Raque Ford “Nighttime Grudge or How I Wanted to Be a Rockstar” at Greene Naftali, New York
2 min read
You know when you are standing
And your sole is on the floor
And your heel is digging into the floor
And that tiny place concerning them
Appropriate there
That is exactly where I make a minor house for you
“Nighttime Grudge or How I Wished to Be a Rockstar” marks Raque Ford’s debut solo exhibition at Greene Naftali, showcasing a new system of function that infuses abstraction with narrative likely. By turns slick and diaristic, intimate and bracing, Ford’s newest wall is effective and sculptures extend the official choices of her signature material: fragments of language incised into stiff sheets of coloured acrylic.
That overall imbrication of form and content – what a person critic calls her “Plexiglass poetry” – spans her do the job across two and 3 dimensions.

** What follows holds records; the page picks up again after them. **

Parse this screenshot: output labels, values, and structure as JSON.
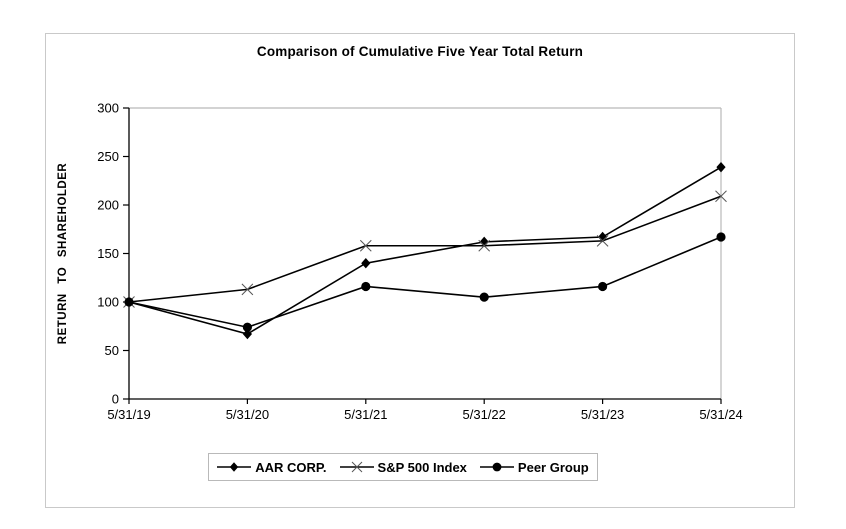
{
  "frame": {
    "border_color": "#c9c9c9",
    "background": "#ffffff"
  },
  "chart_data": {
    "type": "line",
    "title": "Comparison of Cumulative Five Year Total Return",
    "xlabel": "",
    "ylabel": "RETURN TO SHAREHOLDER",
    "categories": [
      "5/31/19",
      "5/31/20",
      "5/31/21",
      "5/31/22",
      "5/31/23",
      "5/31/24"
    ],
    "y_ticks": [
      0,
      50,
      100,
      150,
      200,
      250,
      300
    ],
    "ylim": [
      0,
      300
    ],
    "grid": false,
    "legend_position": "bottom",
    "line_color": "#000000",
    "plot_border_color": "#b9b9b9",
    "series": [
      {
        "name": "AAR CORP.",
        "marker": "diamond",
        "color": "#000000",
        "values": [
          100,
          67,
          140,
          162,
          167,
          239
        ]
      },
      {
        "name": "S&P 500 Index",
        "marker": "x",
        "color": "#000000",
        "values": [
          100,
          113,
          158,
          158,
          163,
          209
        ]
      },
      {
        "name": "Peer Group",
        "marker": "circle",
        "color": "#000000",
        "values": [
          100,
          74,
          116,
          105,
          116,
          167
        ]
      }
    ]
  }
}
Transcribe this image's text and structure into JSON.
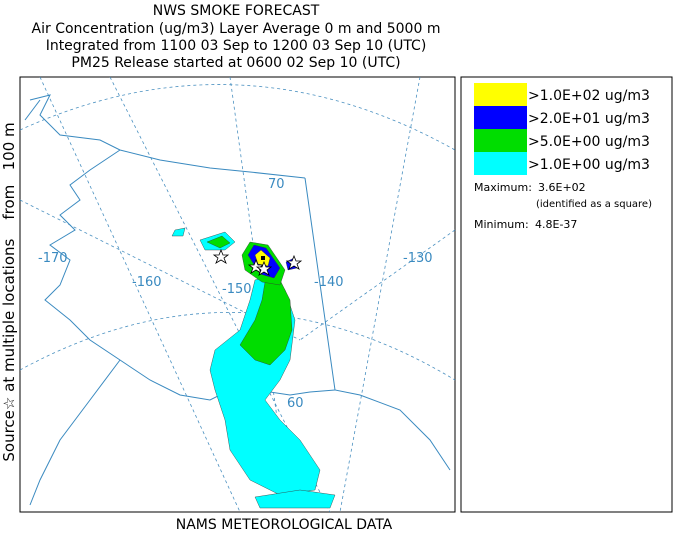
{
  "header": {
    "lines": [
      "NWS SMOKE FORECAST",
      "Air Concentration (ug/m3) Layer Average    0 m and  5000 m",
      "Integrated from 1100 03 Sep to 1200 03 Sep 10 (UTC)",
      "PM25 Release started at 0600 02 Sep 10 (UTC)"
    ]
  },
  "left_label": "Source☆ at multiple locations    from   100 m",
  "footer": "NAMS METEOROLOGICAL DATA",
  "legend": {
    "entries": [
      {
        "label": ">1.0E+02 ug/m3",
        "color": "#ffff00"
      },
      {
        "label": ">2.0E+01 ug/m3",
        "color": "#0000ff"
      },
      {
        "label": ">5.0E+00 ug/m3",
        "color": "#00dd00"
      },
      {
        "label": ">1.0E+00 ug/m3",
        "color": "#00ffff"
      }
    ]
  },
  "stats": {
    "max_label": "Maximum:",
    "max_value": "3.6E+02",
    "max_note": "(identified as a square)",
    "min_label": "Minimum:",
    "min_value": "4.8E-37"
  },
  "map": {
    "labels": [
      "-170",
      "-160",
      "-150",
      "-140",
      "-130",
      "70",
      "60"
    ]
  }
}
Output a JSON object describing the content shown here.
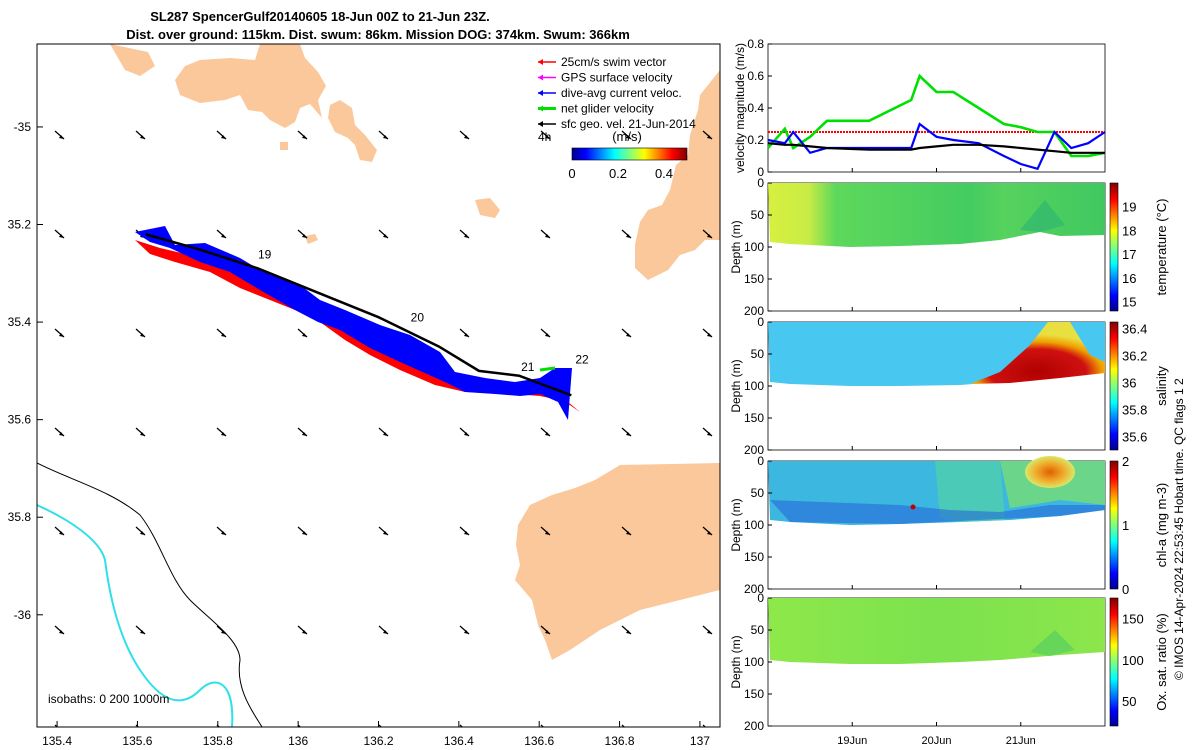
{
  "title": {
    "line1": "SL287 SpencerGulf20140605 18-Jun 00Z to 21-Jun 23Z.",
    "line2": "Dist. over ground: 115km. Dist. swum: 86km. Mission DOG: 374km. Swum: 366km"
  },
  "footer": "© IMOS 14-Apr-2024 22:53:45 Hobart time. QC flags 1  2",
  "colors": {
    "land": "#fac89b",
    "swim": "#ff0000",
    "gps": "#ff00ff",
    "diveavg": "#0000ff",
    "net": "#00e000",
    "geo": "#000000",
    "isobath200": "#000000",
    "isobath1000": "#30e0e8"
  },
  "map": {
    "legend": [
      {
        "key": "swim",
        "label": "25cm/s swim vector"
      },
      {
        "key": "gps",
        "label": "GPS surface velocity"
      },
      {
        "key": "diveavg",
        "label": "dive-avg current veloc."
      },
      {
        "key": "net",
        "label": "net glider velocity"
      },
      {
        "key": "geo",
        "label": "sfc geo. vel. 21-Jun-2014"
      }
    ],
    "interval_label": "4h",
    "colorbar": {
      "label": "(m/s)",
      "ticks": [
        "0",
        "0.2",
        "0.4"
      ],
      "min": 0,
      "max": 0.5
    },
    "lon_ticks": [
      "135.4",
      "135.6",
      "135.8",
      "136",
      "136.2",
      "136.4",
      "136.6",
      "136.8",
      "137"
    ],
    "lat_ticks": [
      "-35",
      "35.2",
      "35.4",
      "35.6",
      "35.8",
      "-36"
    ],
    "day_labels": [
      {
        "text": "19",
        "lon": 135.9,
        "lat": -35.27
      },
      {
        "text": "20",
        "lon": 136.28,
        "lat": -35.399
      },
      {
        "text": "21",
        "lon": 136.555,
        "lat": -35.5
      },
      {
        "text": "22",
        "lon": 136.69,
        "lat": -35.485
      }
    ],
    "isobath_label": "isobaths: 0   200  1000m",
    "track": [
      {
        "lon": 135.62,
        "lat": -35.22
      },
      {
        "lon": 135.75,
        "lat": -35.25
      },
      {
        "lon": 135.9,
        "lat": -35.29
      },
      {
        "lon": 136.05,
        "lat": -35.34
      },
      {
        "lon": 136.2,
        "lat": -35.39
      },
      {
        "lon": 136.35,
        "lat": -35.45
      },
      {
        "lon": 136.45,
        "lat": -35.5
      },
      {
        "lon": 136.55,
        "lat": -35.51
      },
      {
        "lon": 136.68,
        "lat": -35.55
      }
    ]
  },
  "chart_data": [
    {
      "type": "line",
      "panel": "velocity",
      "ylabel": "velocity magnitude (m/s)",
      "ylim": [
        0,
        0.8
      ],
      "yticks": [
        0,
        0.2,
        0.4,
        0.6,
        0.8
      ],
      "x_days": [
        0,
        0.2,
        0.3,
        0.5,
        0.7,
        1.2,
        1.7,
        1.8,
        2.0,
        2.2,
        2.5,
        2.8,
        3.0,
        3.2,
        3.4,
        3.6,
        3.8,
        4.0
      ],
      "series": [
        {
          "key": "swim",
          "values": [
            0.25,
            0.25,
            0.25,
            0.25,
            0.25,
            0.25,
            0.25,
            0.25,
            0.25,
            0.25,
            0.25,
            0.25,
            0.25,
            0.25,
            0.25,
            0.25,
            0.25,
            0.25
          ]
        },
        {
          "key": "net",
          "values": [
            0.15,
            0.27,
            0.15,
            0.22,
            0.32,
            0.32,
            0.45,
            0.6,
            0.5,
            0.5,
            0.4,
            0.3,
            0.28,
            0.25,
            0.25,
            0.1,
            0.1,
            0.12
          ]
        },
        {
          "key": "diveavg",
          "values": [
            0.2,
            0.18,
            0.25,
            0.12,
            0.15,
            0.15,
            0.15,
            0.3,
            0.22,
            0.2,
            0.18,
            0.1,
            0.05,
            0.02,
            0.25,
            0.15,
            0.18,
            0.25
          ]
        },
        {
          "key": "geo",
          "values": [
            0.18,
            0.17,
            0.17,
            0.16,
            0.15,
            0.14,
            0.14,
            0.15,
            0.16,
            0.17,
            0.17,
            0.16,
            0.15,
            0.14,
            0.13,
            0.12,
            0.12,
            0.12
          ]
        }
      ]
    },
    {
      "type": "heatmap",
      "panel": "temperature",
      "cbar_label": "temperature (°C)",
      "ylabel": "Depth (m)",
      "ylim": [
        200,
        0
      ],
      "yticks": [
        0,
        50,
        100,
        150,
        200
      ],
      "ctick": [
        "15",
        "16",
        "17",
        "18",
        "19"
      ],
      "crange": [
        14.6,
        20
      ]
    },
    {
      "type": "heatmap",
      "panel": "salinity",
      "cbar_label": "salinity",
      "ylabel": "Depth (m)",
      "ylim": [
        200,
        0
      ],
      "yticks": [
        0,
        50,
        100,
        150,
        200
      ],
      "ctick": [
        "35.6",
        "35.8",
        "36",
        "36.2",
        "36.4"
      ],
      "crange": [
        35.5,
        36.45
      ]
    },
    {
      "type": "heatmap",
      "panel": "chla",
      "cbar_label": "chl-a (mg m-3)",
      "ylabel": "Depth (m)",
      "ylim": [
        200,
        0
      ],
      "yticks": [
        0,
        50,
        100,
        150,
        200
      ],
      "ctick": [
        "0",
        "1",
        "2"
      ],
      "crange": [
        0,
        2
      ]
    },
    {
      "type": "heatmap",
      "panel": "oxygen",
      "cbar_label": "Ox. sat. ratio (%)",
      "ylabel": "Depth (m)",
      "ylim": [
        200,
        0
      ],
      "yticks": [
        0,
        50,
        100,
        150,
        200
      ],
      "ctick": [
        "50",
        "100",
        "150"
      ],
      "crange": [
        20,
        175
      ]
    }
  ],
  "time_ticks": [
    "19Jun",
    "20Jun",
    "21Jun"
  ]
}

Panels of mirrored acrylic are etched with a spidery script and cite texts equally authored and observed, generating layered performs that discover how identification is solid as a result of the remnants of common society. An achieved printmaker, Ford has produced a suite of monotypes at the Robert Blackburn Printmaking Workshop, broaching new official territory with experimental approaches that defy the medium’s strictures. “I was turned off by the tidiness and fastidiousness of prints,” Ford recalled of her art university training but these unique performs manifest the exact same playful eclecticism she delivers to all she does, combining common intaglio processes like drypoint with embossed hippie flowers and pools of amazed watercolor.

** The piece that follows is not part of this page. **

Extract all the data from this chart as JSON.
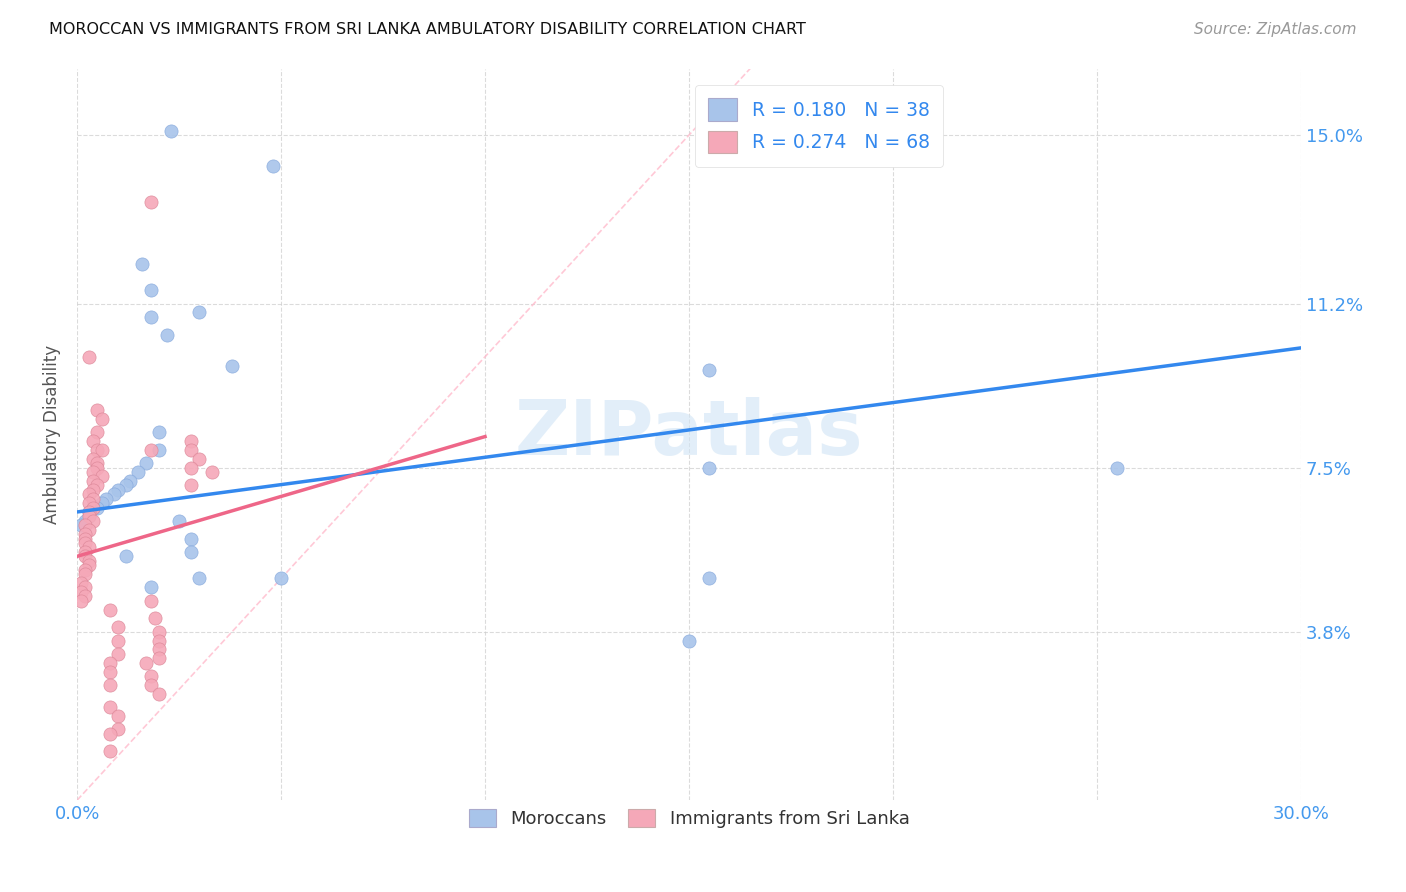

At the gallery’s center are a group of platform dancefloors produced from tiled Plexi, its bright hues tightly fitted into colorful cladding for these uncomplicated picket structures. Ford’s penchant for prefabricated and industrial products ties her work to the legacy of minimalism, and these sculptures channel each the very low-slung geometries of Robert Morris and the house-age Plexi boxes of Donald Judd. The extra direct referent, though, is Felix Gonzalez-Torres’s Untitled (Go-Go Dancing Platform) of 1991, a newborn blue plinth occupied for 5 sweaty minutes for each working day by a male dancer in silver lamé incredibly hot trousers. Subtler in her queering, Ford also embellishes her platforms to make place for thoughts and impulses at odds with Minimalism’s arduous exclusions: flamboyance and feminine anger and disappointment, wish and a night time out at the club, with graffiti scratched into the lavatory mirror that displays us back again to ourselves.